In Pennsylvania, the coalition is the agency that distributes grants to providers of services for domestic violence victims on behalf of the human services department.

Crisis Center North, based in Ross, asserts the coalition has said it will not renew the agency’s funding in 2026, costing it $322,000 a year.

A lawyer for Crisis Center North said its clients are the “real victims” of an “apparent vendetta” by the coalition, a network of 59 domestic violence programs that serve nearly 90,000 people a year.

Last year, Crisis Center North officials said they served more than 2,600 domestic violence survivors and their family members in the northern and western suburbs of Allegheny County.
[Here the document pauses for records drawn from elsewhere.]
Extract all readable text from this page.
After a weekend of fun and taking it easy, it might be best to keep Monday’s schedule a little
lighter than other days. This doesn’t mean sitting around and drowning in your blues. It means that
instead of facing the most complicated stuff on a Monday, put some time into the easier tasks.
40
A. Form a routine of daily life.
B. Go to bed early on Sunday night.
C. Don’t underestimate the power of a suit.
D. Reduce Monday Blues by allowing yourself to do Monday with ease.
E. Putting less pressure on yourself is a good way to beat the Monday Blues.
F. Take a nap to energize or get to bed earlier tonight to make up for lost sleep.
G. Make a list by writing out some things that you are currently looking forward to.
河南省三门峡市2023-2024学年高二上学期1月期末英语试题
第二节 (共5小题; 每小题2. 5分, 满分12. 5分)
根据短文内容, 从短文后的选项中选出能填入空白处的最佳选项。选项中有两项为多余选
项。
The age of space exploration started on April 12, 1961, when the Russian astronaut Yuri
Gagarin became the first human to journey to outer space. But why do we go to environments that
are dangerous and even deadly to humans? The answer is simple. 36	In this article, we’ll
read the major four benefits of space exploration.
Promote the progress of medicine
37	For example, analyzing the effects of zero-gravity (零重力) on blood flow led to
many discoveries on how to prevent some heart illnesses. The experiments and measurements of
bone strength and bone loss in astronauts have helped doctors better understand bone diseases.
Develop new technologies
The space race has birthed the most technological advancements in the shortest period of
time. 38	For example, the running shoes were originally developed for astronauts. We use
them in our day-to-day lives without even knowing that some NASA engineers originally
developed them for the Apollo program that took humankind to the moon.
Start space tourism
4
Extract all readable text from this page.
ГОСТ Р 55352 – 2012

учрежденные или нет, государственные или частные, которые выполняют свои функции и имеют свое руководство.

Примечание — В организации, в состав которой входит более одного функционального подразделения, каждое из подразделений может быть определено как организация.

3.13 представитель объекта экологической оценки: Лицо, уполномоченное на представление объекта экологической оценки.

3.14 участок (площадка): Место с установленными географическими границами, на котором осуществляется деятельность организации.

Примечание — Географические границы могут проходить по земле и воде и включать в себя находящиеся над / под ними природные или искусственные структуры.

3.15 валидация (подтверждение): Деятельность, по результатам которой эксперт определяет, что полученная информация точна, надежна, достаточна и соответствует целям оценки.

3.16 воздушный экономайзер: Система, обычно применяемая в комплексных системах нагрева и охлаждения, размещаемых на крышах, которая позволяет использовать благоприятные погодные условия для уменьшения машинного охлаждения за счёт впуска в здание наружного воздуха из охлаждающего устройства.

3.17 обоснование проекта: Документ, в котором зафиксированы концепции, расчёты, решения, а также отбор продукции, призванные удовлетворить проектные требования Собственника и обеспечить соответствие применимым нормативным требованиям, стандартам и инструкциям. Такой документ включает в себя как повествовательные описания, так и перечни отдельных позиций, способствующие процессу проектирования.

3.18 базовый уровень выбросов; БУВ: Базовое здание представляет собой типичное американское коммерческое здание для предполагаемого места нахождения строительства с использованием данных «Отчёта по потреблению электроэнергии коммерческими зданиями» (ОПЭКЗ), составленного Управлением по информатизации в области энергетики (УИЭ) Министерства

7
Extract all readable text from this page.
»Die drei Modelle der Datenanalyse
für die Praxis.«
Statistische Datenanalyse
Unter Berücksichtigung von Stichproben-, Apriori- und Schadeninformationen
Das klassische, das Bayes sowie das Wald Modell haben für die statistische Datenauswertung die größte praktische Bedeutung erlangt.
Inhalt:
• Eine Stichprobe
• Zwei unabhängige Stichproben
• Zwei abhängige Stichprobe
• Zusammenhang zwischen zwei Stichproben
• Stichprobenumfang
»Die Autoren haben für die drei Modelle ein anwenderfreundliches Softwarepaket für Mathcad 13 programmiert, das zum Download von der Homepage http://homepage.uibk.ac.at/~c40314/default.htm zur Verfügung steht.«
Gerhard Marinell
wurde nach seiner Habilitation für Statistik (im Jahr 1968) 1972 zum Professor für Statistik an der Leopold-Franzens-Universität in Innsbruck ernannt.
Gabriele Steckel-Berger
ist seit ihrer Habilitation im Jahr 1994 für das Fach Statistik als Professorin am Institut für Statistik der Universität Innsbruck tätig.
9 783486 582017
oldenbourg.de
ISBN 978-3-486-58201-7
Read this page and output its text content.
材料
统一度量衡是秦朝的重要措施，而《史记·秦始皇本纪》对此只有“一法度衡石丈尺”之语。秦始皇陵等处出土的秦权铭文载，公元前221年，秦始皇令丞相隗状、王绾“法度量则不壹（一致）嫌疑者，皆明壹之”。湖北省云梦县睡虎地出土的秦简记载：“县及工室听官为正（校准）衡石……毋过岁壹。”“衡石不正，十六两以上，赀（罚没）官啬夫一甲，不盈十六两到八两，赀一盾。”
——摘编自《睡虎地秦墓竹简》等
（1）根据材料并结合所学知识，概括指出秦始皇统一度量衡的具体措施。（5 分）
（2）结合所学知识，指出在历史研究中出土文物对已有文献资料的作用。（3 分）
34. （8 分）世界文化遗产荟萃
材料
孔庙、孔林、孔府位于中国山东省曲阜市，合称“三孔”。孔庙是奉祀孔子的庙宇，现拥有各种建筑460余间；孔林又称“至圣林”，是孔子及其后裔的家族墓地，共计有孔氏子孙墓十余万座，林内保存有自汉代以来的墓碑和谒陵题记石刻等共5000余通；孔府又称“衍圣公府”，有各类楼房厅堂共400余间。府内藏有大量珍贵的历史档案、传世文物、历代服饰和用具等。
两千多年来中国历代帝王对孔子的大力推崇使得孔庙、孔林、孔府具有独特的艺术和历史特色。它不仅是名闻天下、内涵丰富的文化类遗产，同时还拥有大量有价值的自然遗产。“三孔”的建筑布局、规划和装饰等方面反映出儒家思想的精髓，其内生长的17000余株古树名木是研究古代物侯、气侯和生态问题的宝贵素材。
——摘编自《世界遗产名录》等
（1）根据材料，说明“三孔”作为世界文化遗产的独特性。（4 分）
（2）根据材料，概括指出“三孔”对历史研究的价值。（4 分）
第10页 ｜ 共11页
Since the agency opened in 1983, it said in the lawsuit, it has received consistently clean reports from outside auditors.

The center alleges, however, that in recent years, the state coalition “has made a series of demands and issued a series of threats…with no plausible justification, or with justifications which proved to be false or mistaken when investigated,” the lawsuit said.

The center alleges the coalition has never identified any programmatic or governance problems.

“Its demands, instead, have been limited only to onerous paperwork requirements which it repeatedly failed to justify and which it does not apply evenly to recipients of its grants,” the lawsuit said.

The coalition’s leadership clashed with Crisis Center North officials, according to the suit, and when the center reached out to the governor — which governor is not clear — and the Department of Human Services, the problem escalated, according to the suit.

The coalition’s “campaign of progressively increasing and increasingly costly reporting demands of CCN significantly increased after this event,” the lawsuit said.

The complaint asserts the coalition sought to impose additional bookkeeping requirements from Crisis Center North, which the organization viewed as costly, cumbersome and unnecessary — and were a pretext to retaliate against them.

According to the lawsuit, discussions over the bookkeeping requirements have been ongoing for years.

Crisis Center North claimed that cutting grant funding would not only cost it more than $640,000 over the next two years, it would damage its reputation and harm other fundraising, resulting in the agency offering fewer services.

The lawsuit includes claims for due process violations, retaliation for protected speech and breach of contract.

A spokeswoman for the Department of Human Services said she could not comment on pending litigation.

Michael Waterloo, a spokesman for the coalition, said he could not comment on active litigation or specific program issues.

In a statement, however, Waterloo said the coalition is responsible for ensuring that all organizations that receive grants are “held to the same programmatic and fiscal standards” approved by the state.

If an organization fails to adhere to those standards, the coalition may cancel their contract, he said.

“The coalition works diligently, in partnership with the Department of Human Services and all other funders, to ensure accountability of state and federal taxpayer dollars,” Waterloo said.

The lawsuit seeks both compensatory and punitive damages as well as an injunction to prohibit the defendants from wrongfully denying Crisis Center North’s grant renewal.